With the withdrawal of Bernie and Elizabeth and their eventual endorsement of Biden in the weeks following, things shifted from who do we want as our ally to who do we want as our adversary? This is a very important distinction, brought to my attention by Erica Chenowith, who is known for her work showing that nonviolent struggle by just 3.5% of the population is enough to bring down a government. We will make more progress in a Biden administration than the current administration. We have already pushed Biden’s rhetoric well to the left and have given him the space to make the recent statements condemning DT’s racism.

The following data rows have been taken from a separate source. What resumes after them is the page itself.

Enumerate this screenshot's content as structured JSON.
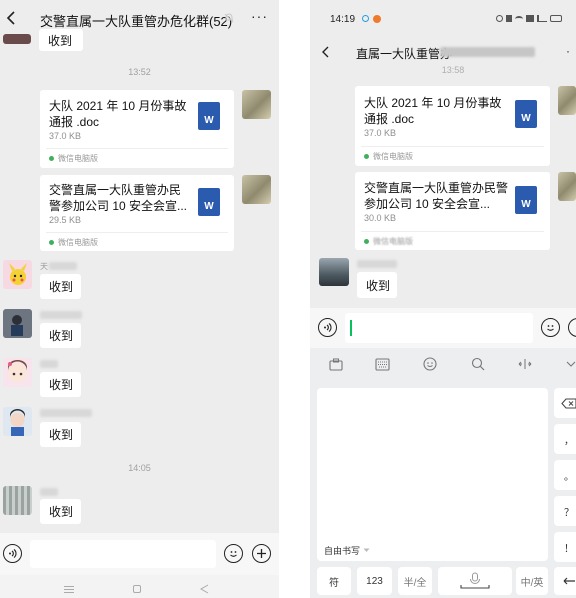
{
  "left": {
    "title": "交警直属一大队重管办危化群(52)",
    "back_icon": "chevron-left-icon",
    "more_label": "···",
    "first_msg": "收到",
    "time1": "13:52",
    "files": [
      {
        "title": "大队 2021 年 10 月份事故通报 .doc",
        "size": "37.0 KB",
        "source": "微信电脑版",
        "badge": "W"
      },
      {
        "title": "交警直属一大队重管办民警参加公司 10 安全会宣...",
        "size": "29.5 KB",
        "source": "微信电脑版",
        "badge": "W"
      }
    ],
    "messages": [
      {
        "nick": "天",
        "text": "收到",
        "avatar": "pikachu-avatar"
      },
      {
        "nick": "",
        "text": "收到",
        "avatar": "figure-avatar"
      },
      {
        "nick": "",
        "text": "收到",
        "avatar": "girl-avatar"
      },
      {
        "nick": "",
        "text": "收到",
        "avatar": "child-avatar"
      }
    ],
    "time2": "14:05",
    "last_msg": "收到"
  },
  "right": {
    "status_time": "14:19",
    "title": "直属一大队重管办",
    "back_icon": "chevron-left-icon",
    "top_time": "13:58",
    "files": [
      {
        "title": "大队 2021 年 10 月份事故通报 .doc",
        "size": "37.0 KB",
        "source": "微信电脑版",
        "badge": "W"
      },
      {
        "title": "交警直属一大队重管办民警参加公司 10 安全会宣...",
        "size": "30.0 KB",
        "source": "微信电脑版",
        "badge": "W"
      }
    ],
    "reply": "收到",
    "handwriting_label": "自由书写",
    "keys": {
      "symbol": "符",
      "num": "123",
      "half": "半/全",
      "lang": "中/英",
      "comma": "，",
      "period": "。",
      "question": "？",
      "exclaim": "！"
    }
  },
  "colors": {
    "bg": "#ededed",
    "word_blue": "#2b5bae",
    "wechat_green": "#40b060",
    "cursor": "#07c160"
  }
}
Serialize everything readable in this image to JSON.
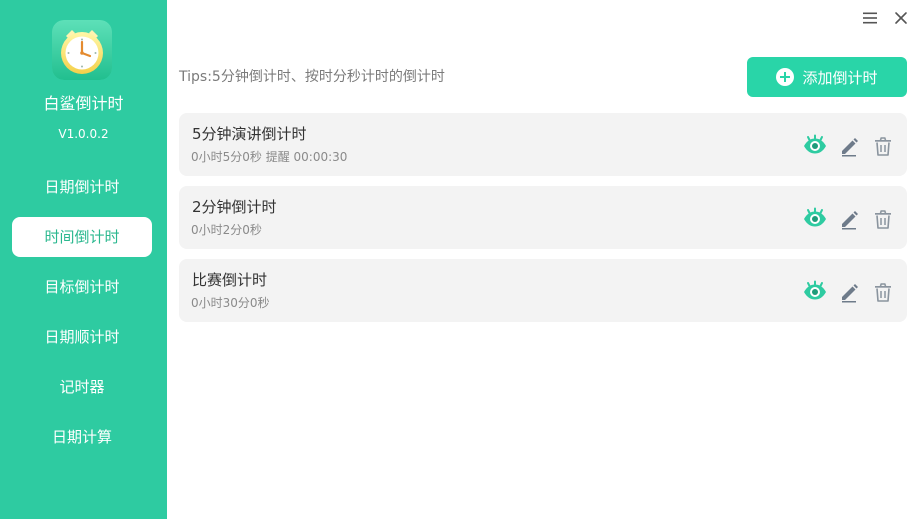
{
  "app": {
    "name": "白鲨倒计时",
    "version": "V1.0.0.2",
    "accent_color": "#2ecba1",
    "button_color": "#29d5a8"
  },
  "sidebar": {
    "items": [
      {
        "label": "日期倒计时",
        "active": false
      },
      {
        "label": "时间倒计时",
        "active": true
      },
      {
        "label": "目标倒计时",
        "active": false
      },
      {
        "label": "日期顺计时",
        "active": false
      },
      {
        "label": "记时器",
        "active": false
      },
      {
        "label": "日期计算",
        "active": false
      }
    ]
  },
  "window_controls": {
    "menu_icon": "menu-icon",
    "close_icon": "close-icon"
  },
  "main": {
    "tips": "Tips:5分钟倒计时、按时分秒计时的倒计时",
    "add_button_label": "添加倒计时",
    "add_button_icon": "plus-circle-icon",
    "cards": [
      {
        "title": "5分钟演讲倒计时",
        "subtitle": "0小时5分0秒 提醒 00:00:30",
        "actions": [
          "eye-icon",
          "edit-icon",
          "trash-icon"
        ]
      },
      {
        "title": "2分钟倒计时",
        "subtitle": "0小时2分0秒",
        "actions": [
          "eye-icon",
          "edit-icon",
          "trash-icon"
        ]
      },
      {
        "title": "比赛倒计时",
        "subtitle": "0小时30分0秒",
        "actions": [
          "eye-icon",
          "edit-icon",
          "trash-icon"
        ]
      }
    ]
  }
}
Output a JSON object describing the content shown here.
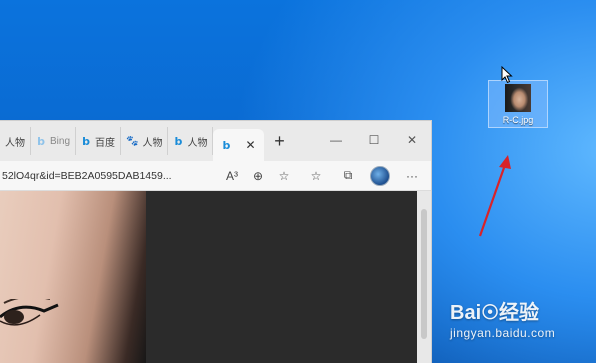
{
  "desktop": {
    "icon_label": "R-C.jpg"
  },
  "browser": {
    "tabs": [
      {
        "icon": "edge-tab-icon",
        "label": "人物"
      },
      {
        "icon": "bing-icon",
        "label": "Bing"
      },
      {
        "icon": "bing-icon",
        "label": "百度"
      },
      {
        "icon": "baidu-paw-icon",
        "label": "人物"
      },
      {
        "icon": "bing-icon",
        "label": "人物"
      },
      {
        "icon": "bing-icon",
        "label": ""
      }
    ],
    "active_tab_close": "✕",
    "new_tab": "+",
    "window_controls": {
      "minimize": "—",
      "maximize": "☐",
      "close": "✕"
    },
    "url": "52lO4qr&id=BEB2A0595DAB1459...",
    "toolbar": {
      "read_aloud": "A³",
      "zoom": "⊕",
      "add_favorite": "☆",
      "favorites": "☆",
      "collections": "⧉",
      "more": "···"
    }
  },
  "watermark": {
    "logo": "Bai☉经验",
    "url": "jingyan.baidu.com"
  }
}
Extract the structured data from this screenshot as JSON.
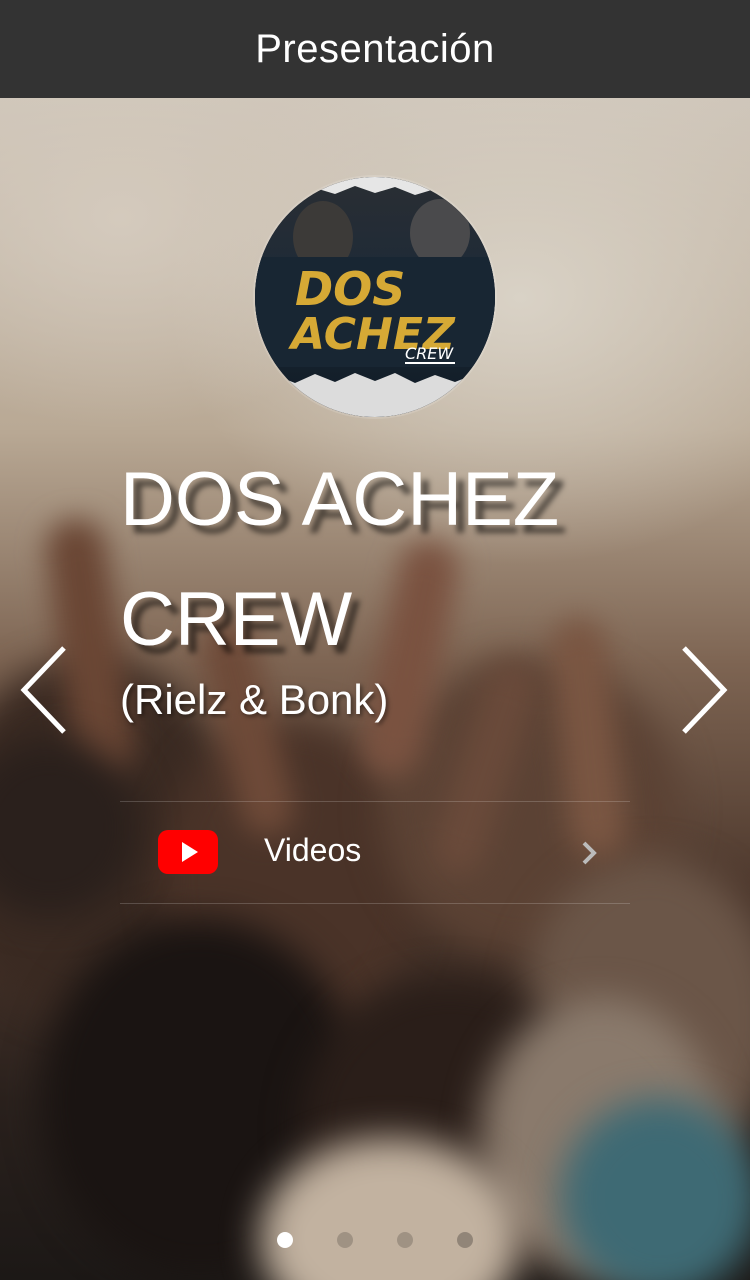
{
  "header": {
    "title": "Presentación"
  },
  "profile": {
    "avatar_alt": "DOS ACHEZ CREW logo",
    "logo_line1": "DOS",
    "logo_line2": "ACHEZ",
    "logo_line3": "CREW",
    "name_line1": "DOS ACHEZ",
    "name_line2": "CREW",
    "subtitle": "(Rielz & Bonk)"
  },
  "links": [
    {
      "icon": "youtube-icon",
      "label": "Videos"
    }
  ],
  "navigation": {
    "prev_icon": "chevron-left-icon",
    "next_icon": "chevron-right-icon"
  },
  "pager": {
    "total": 4,
    "active_index": 0
  },
  "colors": {
    "header_bg": "#333333",
    "youtube_red": "#ff0000",
    "text": "#ffffff"
  }
}
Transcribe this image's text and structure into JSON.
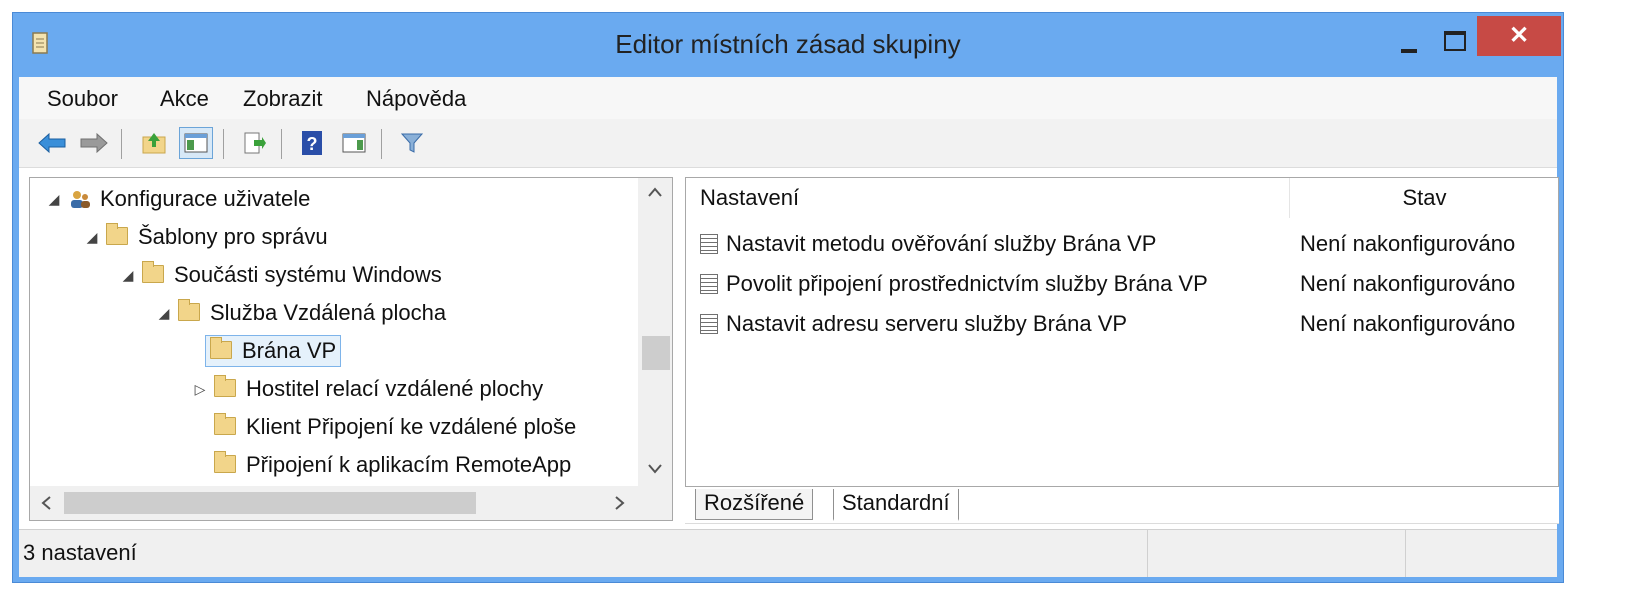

Effigy of "the Donald," photographed by Shel Horowitz at the Climate March, April 2017, Washington, DC
Effigy of “the Donald,” photographed by Shel Horowitz at the Climate March, April 2017, Washington, DC

I already voted, on super Tuesday. But if I lived in a state that was yet to have its primary, I would absolutely vote for Sanders in order to increase that leverage from the left. But that’s all it will do. Sanders will not be the nominee. That dream is over! While giving more strength to the Sanders coalition, we have to recognize that in November, barring some kind of miracle or catastrophe, Biden’s name will be on the ballot. And the more out of control DT gets, the more he tilts actively toward fascism as he has been doing with increasing strength ever since the impeachment failed, the more urgent it is to make the margin of victory so big that DT cannot steal it this time (the 2016 results will be under a cloud forever).

We need to fight for every vote in swing states even if that means having recounts. To delegitimize the current administration in every way possible.

The absence of DT’s actual name in this post is deliberate. It is one small way we reduce his legitimacy, and his bragging rights.

I was on an Indivisible NoHo call with our progressive Central/Western Massachusetts congressman, Jim McGovern, this week. He noted that Biden was not his first choice, or even his fourth choice. That’s true for me as well. I think of the 22 original candidates, I had him at about 17. But we lost that one. Again!

Yes, Sanders would have made a fine and successful nominee that I could have supported with a lot more enthusiasm. He was my second choice, after Warren. Yes, absolutely vote Sanders in the primary but recognize that Sanders will not be the nominee and this is about giving strength to the left to negotiate with Biden.